Prince Turki said the amount spent on research was 25 percent of the total strategic technology projects adopted by the national plan for research projects. He also pointed out that KACST is currently involved in several local and international bodies to develop biotechnology in the Kingdom. He enumerated the facilities available in the Kingdom to develop biotechnology.

Saudi Arabia aims to privatise electricity sector by 2014 as demand increases

Saudi Arabia aims to liberalize its power industry beginning with the privatization of the electricity sector by 2014, experts attending the MEED Saudi Mega Infrastructure Projects Summit have said.

The privatization move aims to create a competitive market for electricity generation in Saudi Arabia, where at present the Saudi Electricity Company ( SEC ), which is majority owned by the government, generates, transfers and distributes electricity on a national basis.

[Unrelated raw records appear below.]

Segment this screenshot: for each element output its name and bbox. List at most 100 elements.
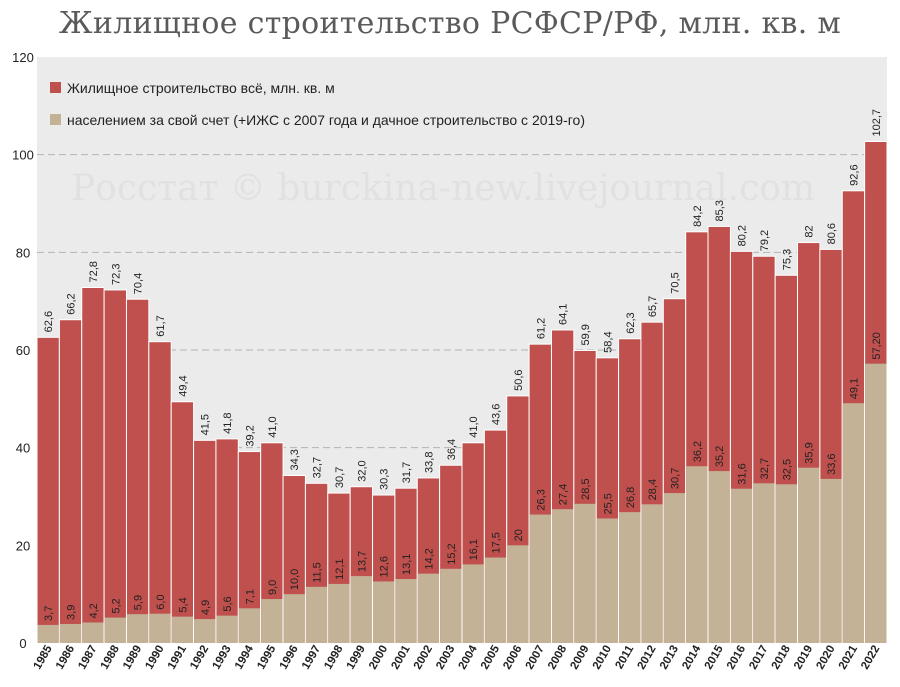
data-label-total: 82 bbox=[804, 225, 816, 237]
legend: Жилищное строительство всё, млн. кв. м н… bbox=[50, 80, 585, 128]
data-label-total: 92,6 bbox=[848, 164, 860, 185]
data-label-self: 26,8 bbox=[625, 487, 637, 508]
bar-self bbox=[663, 493, 686, 643]
bar-self bbox=[775, 484, 798, 643]
data-label-self: 20 bbox=[513, 529, 525, 541]
bar-self bbox=[708, 471, 730, 643]
data-label-self: 12,1 bbox=[334, 558, 346, 579]
bar-self bbox=[798, 467, 820, 643]
data-label-total: 70,4 bbox=[133, 273, 145, 294]
x-tick-label: 2009 bbox=[568, 644, 591, 672]
x-tick-label: 2008 bbox=[546, 643, 569, 672]
data-label-self: 28,4 bbox=[647, 479, 659, 500]
data-label-self: 4,9 bbox=[200, 600, 212, 615]
x-tick-label: 2005 bbox=[479, 643, 502, 672]
data-label-total: 32,7 bbox=[312, 457, 324, 478]
x-tick-label: 1996 bbox=[278, 644, 301, 672]
data-label-self: 10,0 bbox=[289, 569, 301, 590]
data-label-total: 30,7 bbox=[334, 467, 346, 488]
x-axis-ticks: 1985 1986 1987 1988 1989 1990 1991 1992 1993 1994… bbox=[32, 643, 883, 672]
bar-self bbox=[126, 614, 149, 643]
x-tick-label: 1994 bbox=[233, 643, 256, 672]
bar-self bbox=[194, 619, 216, 643]
data-label-self: 9,0 bbox=[267, 580, 279, 595]
y-axis-ticks: 0 20 40 60 80 100 120 bbox=[12, 50, 34, 651]
bar-self bbox=[305, 586, 328, 643]
data-label-self: 17,5 bbox=[491, 532, 503, 553]
data-label-self: 7,1 bbox=[245, 589, 257, 604]
data-label-total: 72,3 bbox=[110, 264, 122, 285]
bar-self bbox=[104, 617, 126, 643]
bar-self bbox=[440, 568, 462, 643]
x-tick-label: 1985 bbox=[32, 643, 55, 672]
x-tick-label: 1991 bbox=[166, 643, 189, 672]
data-label-total: 50,6 bbox=[513, 369, 525, 390]
data-label-total: 64,1 bbox=[558, 304, 570, 325]
bar-self bbox=[842, 403, 865, 643]
y-tick-label: 80 bbox=[16, 245, 30, 260]
data-label-total: 41,0 bbox=[267, 416, 279, 437]
legend-swatch-total bbox=[50, 82, 61, 93]
x-tick-label: 2001 bbox=[389, 643, 412, 672]
legend-swatch-self bbox=[50, 114, 61, 125]
y-tick-label: 20 bbox=[16, 538, 30, 553]
bar-self bbox=[82, 622, 104, 643]
x-tick-label: 1990 bbox=[143, 644, 166, 672]
data-label-self: 16,1 bbox=[468, 539, 480, 560]
bar-self bbox=[238, 608, 261, 643]
y-tick-label: 40 bbox=[16, 441, 30, 456]
data-label-total: 33,8 bbox=[423, 452, 435, 473]
data-label-total: 39,2 bbox=[245, 425, 257, 446]
x-tick-label: 2013 bbox=[658, 644, 681, 672]
y-tick-label: 100 bbox=[12, 148, 34, 163]
data-label-total: 79,2 bbox=[759, 230, 771, 251]
bar-self bbox=[641, 504, 663, 643]
bar-self bbox=[686, 466, 708, 643]
x-tick-label: 2018 bbox=[770, 643, 793, 672]
data-label-self: 11,5 bbox=[312, 562, 324, 583]
data-label-total: 62,6 bbox=[43, 311, 55, 332]
bar-self bbox=[462, 564, 484, 643]
data-label-self: 32,5 bbox=[781, 459, 793, 480]
data-label-total: 31,7 bbox=[401, 462, 413, 483]
data-label-total: 72,8 bbox=[88, 261, 100, 282]
data-label-total: 41,5 bbox=[200, 414, 212, 435]
x-tick-label: 2021 bbox=[837, 643, 860, 672]
bar-self bbox=[865, 363, 887, 643]
x-tick-label: 2014 bbox=[680, 643, 703, 672]
data-label-total: 80,2 bbox=[737, 225, 749, 246]
data-label-self: 28,5 bbox=[580, 478, 592, 499]
data-label-total: 102,7 bbox=[871, 109, 883, 137]
y-tick-label: 0 bbox=[19, 636, 26, 651]
data-label-self: 30,7 bbox=[670, 468, 682, 489]
x-tick-label: 1995 bbox=[255, 643, 278, 672]
data-label-total: 61,7 bbox=[155, 315, 167, 336]
x-tick-label: 2004 bbox=[457, 643, 480, 672]
x-tick-label: 1997 bbox=[300, 644, 323, 672]
data-label-self: 3,9 bbox=[66, 605, 78, 620]
legend-label-self: населением за свой счет (+ИЖС с 2007 год… bbox=[67, 112, 585, 128]
bar-total bbox=[103, 289, 127, 644]
data-label-total: 30,3 bbox=[379, 469, 391, 490]
data-label-self: 13,1 bbox=[401, 554, 413, 575]
x-tick-label: 2006 bbox=[501, 644, 524, 672]
x-tick-label: 1989 bbox=[121, 644, 144, 672]
data-label-self: 13,7 bbox=[356, 551, 368, 572]
bar-self bbox=[551, 509, 574, 643]
bars bbox=[36, 140, 888, 644]
watermark: Росстат © burckina-new.livejournal.com bbox=[71, 168, 815, 209]
data-label-self: 36,2 bbox=[692, 441, 704, 462]
bar-self bbox=[59, 623, 82, 643]
data-label-total: 59,9 bbox=[580, 324, 592, 345]
y-tick-label: 120 bbox=[12, 50, 34, 65]
x-tick-label: 1987 bbox=[76, 644, 99, 672]
x-tick-label: 2011 bbox=[613, 643, 636, 671]
x-tick-label: 1986 bbox=[54, 644, 77, 672]
bar-self bbox=[149, 613, 171, 643]
data-label-total: 61,2 bbox=[535, 318, 547, 339]
data-label-self: 5,2 bbox=[110, 598, 122, 613]
data-label-self: 33,6 bbox=[826, 453, 838, 474]
bar-self bbox=[730, 488, 753, 643]
data-label-total: 70,5 bbox=[670, 272, 682, 293]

Bahrain eyes Smurfs theme park to revive tourism

Bahrain is aiming to reignite its tourism sector after months of civil unrest by building a US$5m theme park based on The Smurfs, the popular Belgian children’s cartoon centred around a group of small blue fictional creatures, it was reported at the weekend.

The BHD2m (US$5.27m) Smurf village has been given the go ahead by Bahrain authorities and will be built on an 8,350 sqm site in West Riffa at the Prince Khalifa bin Salman Grand Garden, it was reported by Bahrain’s Gulf Daily News.

The development will include 30 Smurf houses measuring around 50 sqm and which can accommodate up to 20 children each.

UN will not meet primary school goal – Sheikha Mozah

The United Nations will not meet its goal of ensuring that every child in the world has a primary school education by 2015, but the plan is still on the “right path”, the first lady of Qatar has said.

Speaking to the Associated Press, Sheikha Mozah bint Nasser al-Missned, a special envoy for UNESCO, said it would be impossible to resolve the “staggering” problem by the 2015 target date.

“But it doesn’t matter,” she said. “The most important thing is to make sure that everyone is on the right track… and I think today we are on the right path.”